Failure to Timely Administer PRN Pain Medication After Resident Fall
Penalty
Summary
A deficiency occurred when a resident who experienced a fall and reported significant pain did not receive timely administration of PRN pain medication. After the fall, the resident was found unable to move his left leg and expressed considerable pain, especially with movement. Although nursing staff assessed the resident and notified the physician, there was a failure to ensure that pain medication was administered and documented in a timely manner. The resident's pain persisted for 44 hours before he was ultimately hospitalized and diagnosed with a left hip fracture requiring surgery. The resident involved had multiple complex medical conditions, including ataxia, epilepsy, abnormal gait, schizoaffective disorder, hypertension, diabetes with neuropathy, and heart failure. Following the fall, staff interviews and record reviews revealed lapses in pain assessment, documentation, and follow-up. Nursing staff did not consistently reassess the resident's pain or verify the effectiveness of any pain interventions.
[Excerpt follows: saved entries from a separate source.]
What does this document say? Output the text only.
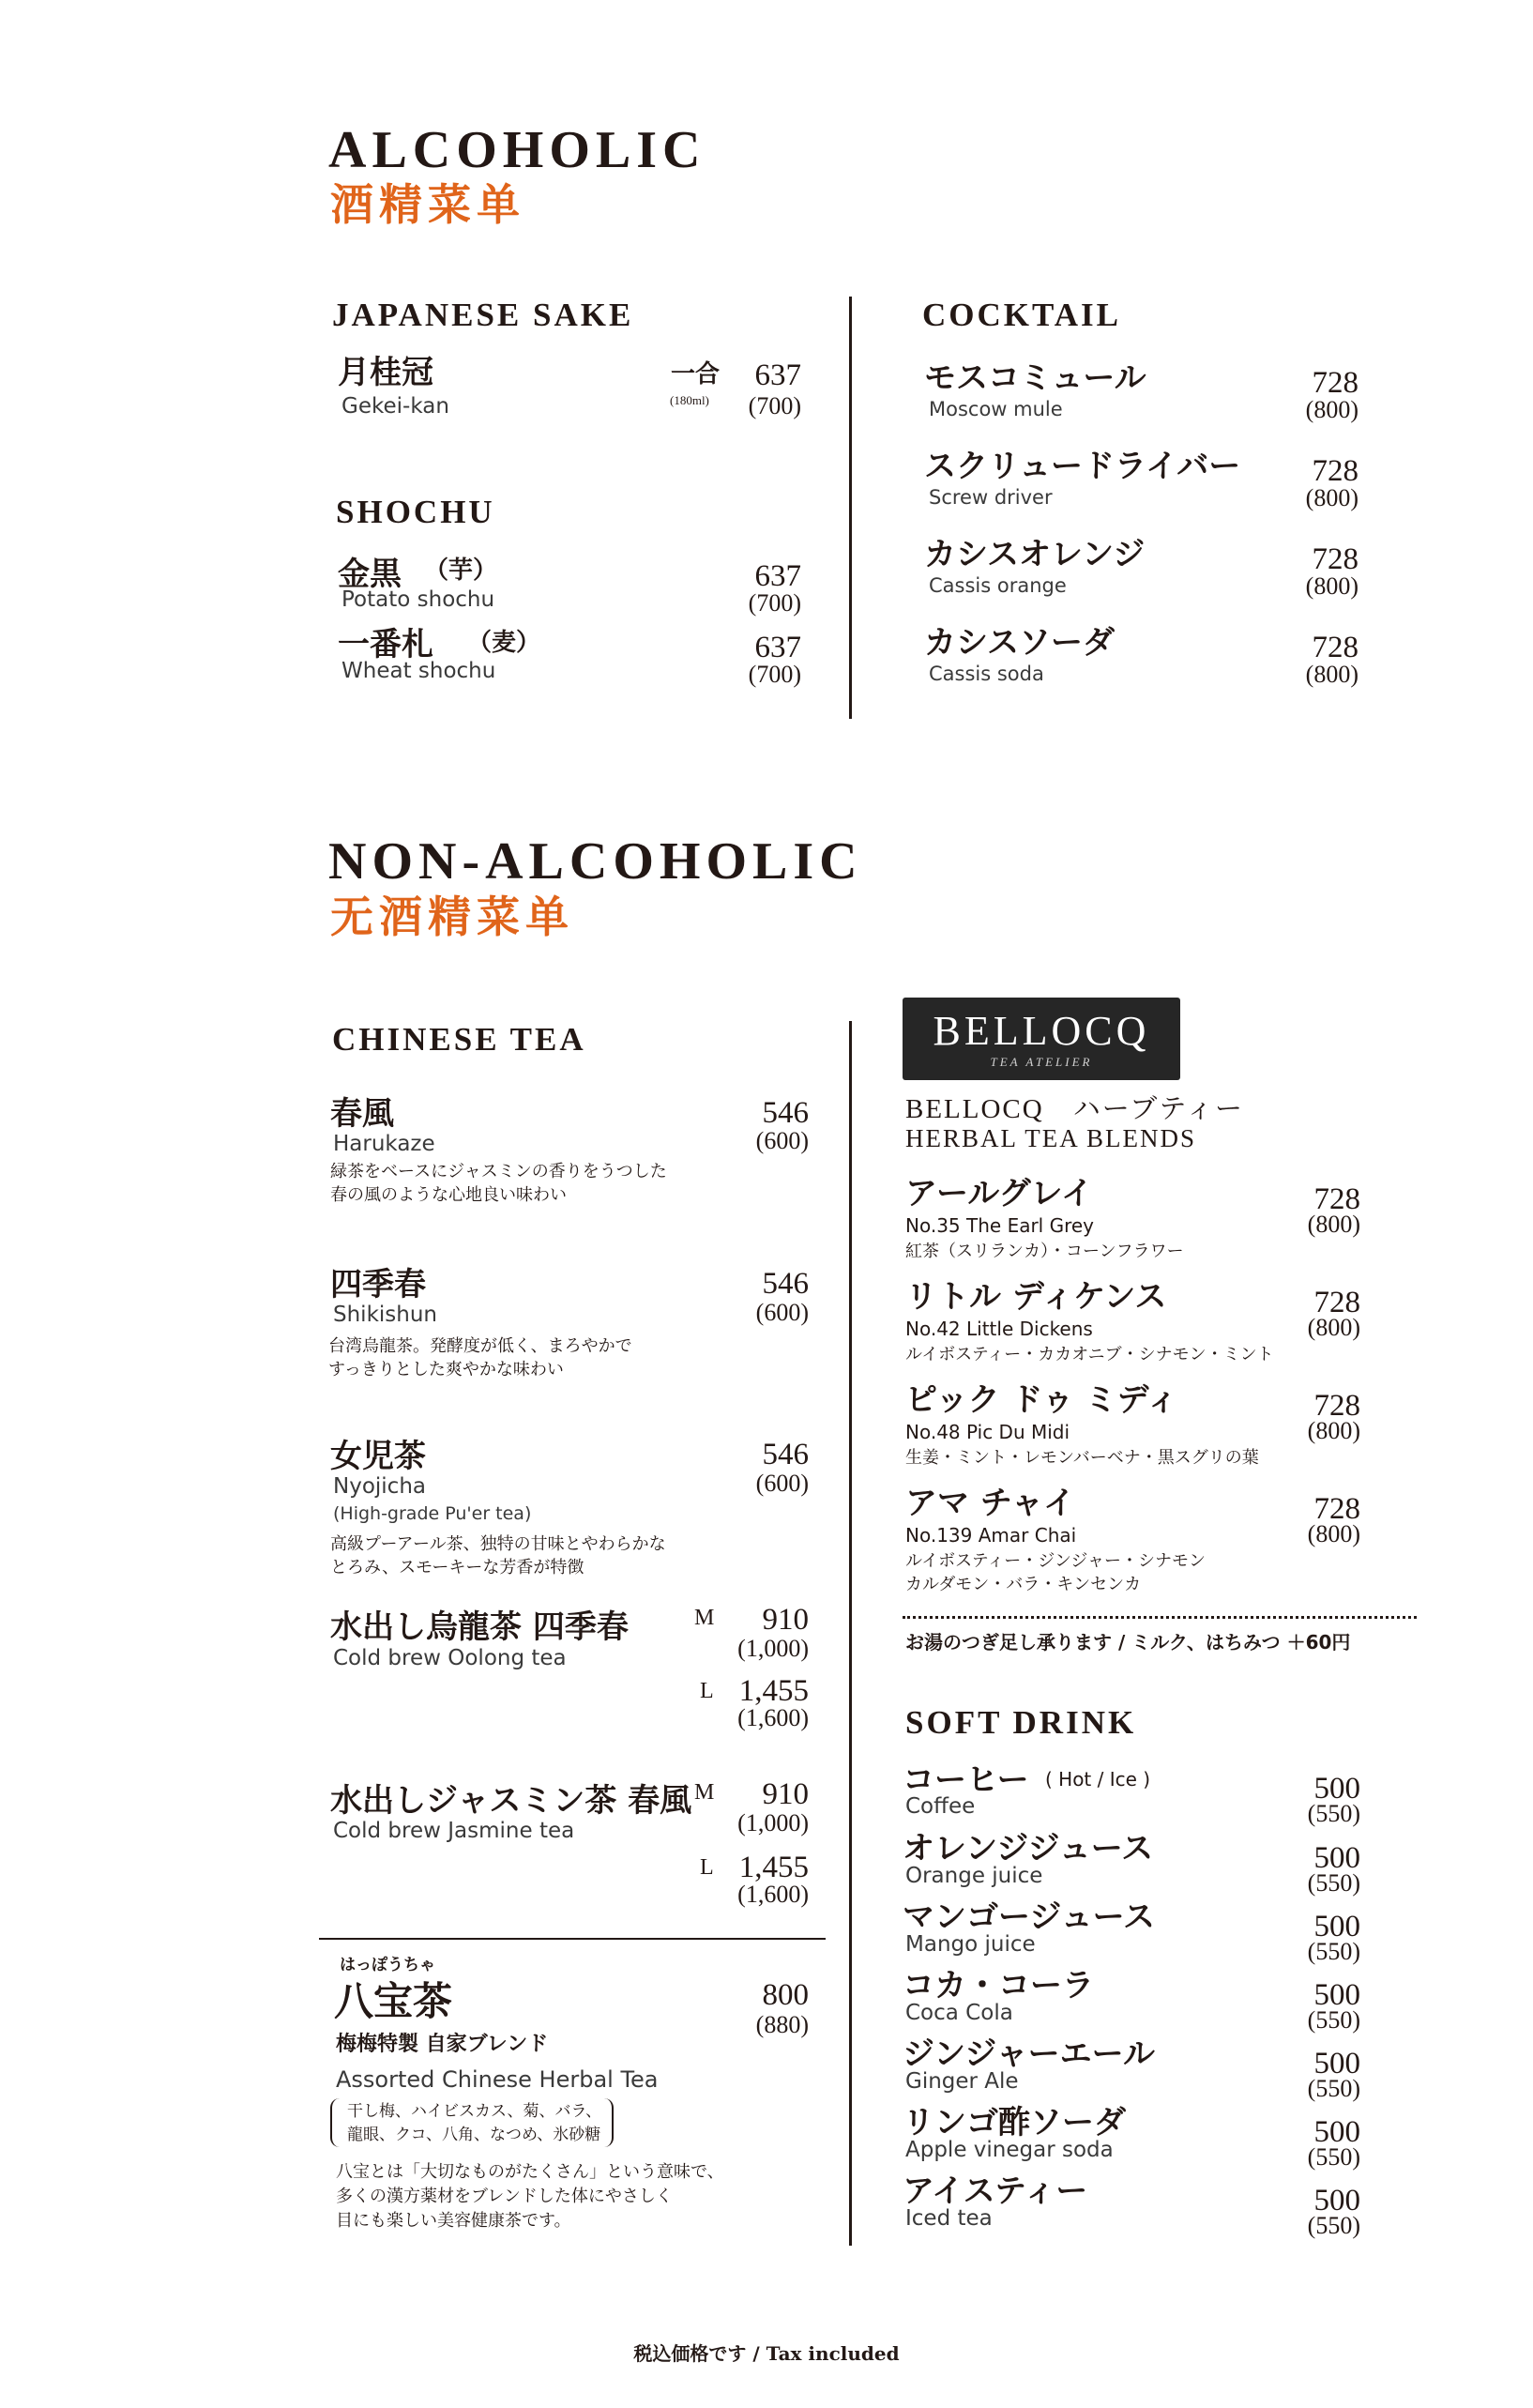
ALCOHOLIC
酒精菜单
JAPANESE SAKE
月桂冠
Gekei-kan
一合
(180ml)
637
(700)
SHOCHU
金黒 （芋）
Potato shochu
637
(700)
一番札 （麦）
Wheat shochu
637
(700)
COCKTAIL
モスコミュール
Moscow mule
728
(800)
スクリュードライバー
Screw driver
728
(800)
カシスオレンジ
Cassis orange
728
(800)
カシスソーダ
Cassis soda
728
(800)
NON-ALCOHOLIC
无酒精菜单
CHINESE TEA
春風
Harukaze
緑茶をベースにジャスミンの香りをうつした
春の風のような心地良い味わい
546
(600)
四季春
Shikishun
台湾烏龍茶。発酵度が低く、まろやかで
すっきりとした爽やかな味わい
546
(600)
女児茶
Nyojicha
(High-grade Pu'er tea)
高級プーアール茶、独特の甘味とやわらかな
とろみ、スモーキーな芳香が特徴
546
(600)
水出し烏龍茶 四季春
Cold brew Oolong tea
M	910
(1,000)
L 1,455
(1,600)
水出しジャスミン茶 春風
Cold brew Jasmine tea
M	910
(1,000)
L 1,455
(1,600)
はっぽうちゃ
八宝茶
梅梅特製 自家ブレンド
Assorted Chinese Herbal Tea
干し梅、ハイビスカス、菊、バラ、
龍眼、クコ、八角、なつめ、氷砂糖
八宝とは「大切なものがたくさん」という意味で、
多くの漢方薬材をブレンドした体にやさしく
目にも楽しい美容健康茶です。
800
(880)
BELLOCQ
TEA ATELIER
BELLOCQ　ハーブティー
HERBAL TEA BLENDS
アールグレイ
No.35 The Earl Grey
紅茶（スリランカ）・コーンフラワー
728
(800)
リトル ディケンス
No.42 Little Dickens
ルイボスティー・カカオニブ・シナモン・ミント
728
(800)
ピック ドゥ ミディ
No.48 Pic Du Midi
生姜・ミント・レモンバーベナ・黒スグリの葉
728
(800)
アマ チャイ
No.139 Amar Chai
ルイボスティー・ジンジャー・シナモン
カルダモン・バラ・キンセンカ
728
(800)
お湯のつぎ足し承ります / ミルク、はちみつ ＋60円
SOFT DRINK
コーヒー ( Hot / Ice )
Coffee
500
(550)
オレンジジュース
Orange juice
500
(550)
マンゴージュース
Mango juice
500
(550)
コカ・コーラ
Coca Cola
500
(550)
ジンジャーエール
Ginger Ale
500
(550)
リンゴ酢ソーダ
Apple vinegar soda
500
(550)
アイスティー
Iced tea
500
(550)
税込価格です / Tax included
There was also confusion regarding the x-ray order, with delays in obtaining diagnostic imaging and a lack of follow-up with the diagnostic company. Documentation in the resident's medical record and Medication Administration Record (MAR) did not show evidence of pain medication being administered between the time of the incident and the resident's transfer to the hospital. Despite the facility's pain management policy requiring prompt assessment and intervention for pain, these procedures were not followed, resulting in the resident experiencing unaddressed pain for an extended period prior to hospitalization.